Contrariada, alzasteis un brazo al cielo señalando los astros.
—¡De qué me sirve el estudio de lo lejano si desconozco lo más cercano!
Don Andrés cogió aire.
—Mi señora, desde que le comunicaron a vuestra tía Isabel su destitución como heredera, los altercados se enquistan. No sólo entre los nobles sino también entre los villanos. Todos pelean por cosas que nada tienen que ver con la sucesión del trono. Es la excusa perfecta para despertar aquello que por prudencia se mantenía adormecido.
Se detuvo un instante para continuar:
—Las gentes son saqueadas y mancilladas dentro de sus propias casas. La tensión se palpa en los sillares de piedra de las murallas. Las hermandades de los caminos que velan por la seguridad en su tránsito ya no dan abasto. El hambre, la pobreza y la peste juegan con el ánimo de los más miserables empujándolos a la barbarie.
»Al pueblo poco le importan los asuntos de los grandes. Los partidarios de Isabel y Fernando urden en silencio un nuevo ataque. Vamos de mal en peor. Apenas vuestra tía Isabel se ha recuperado del parto de la que ha sido su primera hija, ha escrito a vuestro padre un duro manifiesto que sólo ha servido para reavivar el odio entre los hermanos.
Os quedasteis pensativa y luego dijisteis:
—Don Andrés, no sé por qué intuyo que, como yo, estáis cansado de ser un mero espectador.
El alcaide continuó.
—Aunque nos cueste admitirlo, muchas ciudades siguen fieles a vuestra madrina. Pero si conseguimos terminar con las disputas entre el rey y su hermana, conseguiremos calmar los exacerbados ánimos del reino.
El alcaide calló. En sus ojos brillaba un sentimiento que no supe leer; luego, decidido, prosiguió.
—Mi mujer, doña Beatriz de Bobadilla, como amiga de la infanta Isabel, bien podrá mediar.
Mi corazón se aceleró al escuchar el nombre de aquella intrigante. En cambio, vos no dudasteis un segundo de la buena fe de aquella oferta.
—El proyecto es bueno, don Andrés, pero ha de quedar en secreto. Si mi madre se entera montará en cólera. Ve a Isabel como una amenaza y mucho de razón tiene. Pero hay que intentarlo. Decid a doña Beatriz que parta hacia Aranda para hablar con mi tía.
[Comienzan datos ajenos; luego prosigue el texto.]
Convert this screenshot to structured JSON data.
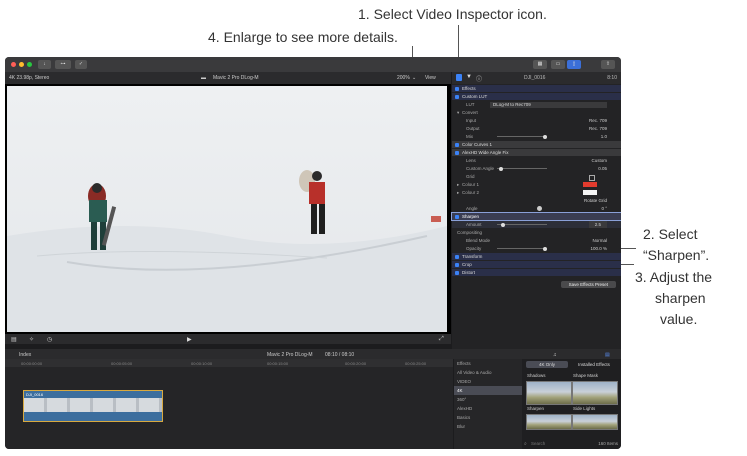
{
  "callouts": {
    "select_inspector": "1. Select Video Inspector icon.",
    "enlarge": "4. Enlarge to see more details.",
    "select_sharpen_1": "2. Select",
    "select_sharpen_2": "“Sharpen”.",
    "adjust_1": "3. Adjust the",
    "adjust_2": "sharpen",
    "adjust_3": "value."
  },
  "viewer": {
    "format": "4K 23.98p, Stereo",
    "clip_name": "Mavic 2 Pro DLog-M",
    "zoom": "200%",
    "view": "View"
  },
  "inspector": {
    "clip_name": "DJI_0016",
    "duration": "8:10",
    "rows": {
      "effects": "Effects",
      "custom_lut": "Custom LUT",
      "lut_label": "LUT",
      "lut_value": "DLog-M to Rec709",
      "convert": "Convert",
      "input_label": "Input",
      "input_value": "Rec. 709",
      "output_label": "Output",
      "output_value": "Rec. 709",
      "mix_label": "Mix",
      "mix_value": "1.0",
      "color_curves": "Color Curves 1",
      "wide_angle": "AlexHD Wide Angle Fix",
      "lens_label": "Lens",
      "lens_value": "Custom",
      "custom_angle_label": "Custom Angle",
      "custom_angle_value": "0.05",
      "grid_label": "Grid",
      "colour1_label": "Colour 1",
      "colour2_label": "Colour 2",
      "rotate_grid": "Rotate Grid",
      "angle_label": "Angle",
      "angle_value": "0 °",
      "sharpen": "Sharpen",
      "amount_label": "Amount",
      "amount_value": "2.5",
      "compositing": "Compositing",
      "blend_mode_label": "Blend Mode",
      "blend_mode_value": "Normal",
      "opacity_label": "Opacity",
      "opacity_value": "100.0 %",
      "transform": "Transform",
      "crop": "Crop",
      "distort": "Distort"
    },
    "save_preset": "Save Effects Preset",
    "colour1_hex": "#e23b2e",
    "colour2_hex": "#f4f4f4"
  },
  "index_bar": {
    "index": "Index",
    "clip_title": "Mavic 2 Pro DLog-M",
    "timecode": "08:10 / 08:10"
  },
  "timeline": {
    "ruler": [
      "00:00:00:00",
      "00:00:05:00",
      "00:00:10:00",
      "00:00:15:00",
      "00:00:20:00",
      "00:00:25:00",
      "00:00"
    ],
    "clip_label": "DJI_0016"
  },
  "effects_browser": {
    "header": "Effects",
    "categories": [
      "All Video & Audio",
      "VIDEO",
      "4K",
      "360°",
      "AlexHD",
      "Basics",
      "Blur"
    ],
    "selected_category": "4K",
    "tab_4k_only": "4K Only",
    "tab_installed": "Installed Effects",
    "thumbs": [
      "Shadows",
      "Shape Mask",
      "Sharpen",
      "Side Lights"
    ],
    "search": "Search",
    "count": "160 Items"
  }
}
Apenas había escuchado la última frase cuando don Andrés ya se puso en marcha. Mucha prisa demostraba al cumplir con aquel mandato y eso me preocupó. Yo no olvidaba la actitud de la Bobadilla cuando se enteró de que vuestro padre había intentado casar a Isabel con el hermano de Villena, el cual pocos días después murió, según muchos debido al veneno que le procuró la fiel dueña de vuestra tía.
Ahora creo que en aquel momento debí decíroslo y poneros al corriente de otros sucios manejos, para que supieseis entre qué tipo de alimañas os movíais. Pero vuestro deseo de actuar en bien de Castilla era tan genuino, que pensé que os protegería de futuros males. ¡Tonta de mí!
El caso es que, a los pocos días, las gestiones de la Bobadilla dieron resultado. Regresó a Segovia acompañando a su antigua señora, doña Isabel.
Pero aquellas dos mujeres no venían solas. Con ellas venía también don Pedro, mi antiguo amor, convertido en todo un cardenal. En aquella ocasión no entendí bien qué hacía con ellas. Pronto comprendería que se había puesto del lado de Isabel y os daba la espalda.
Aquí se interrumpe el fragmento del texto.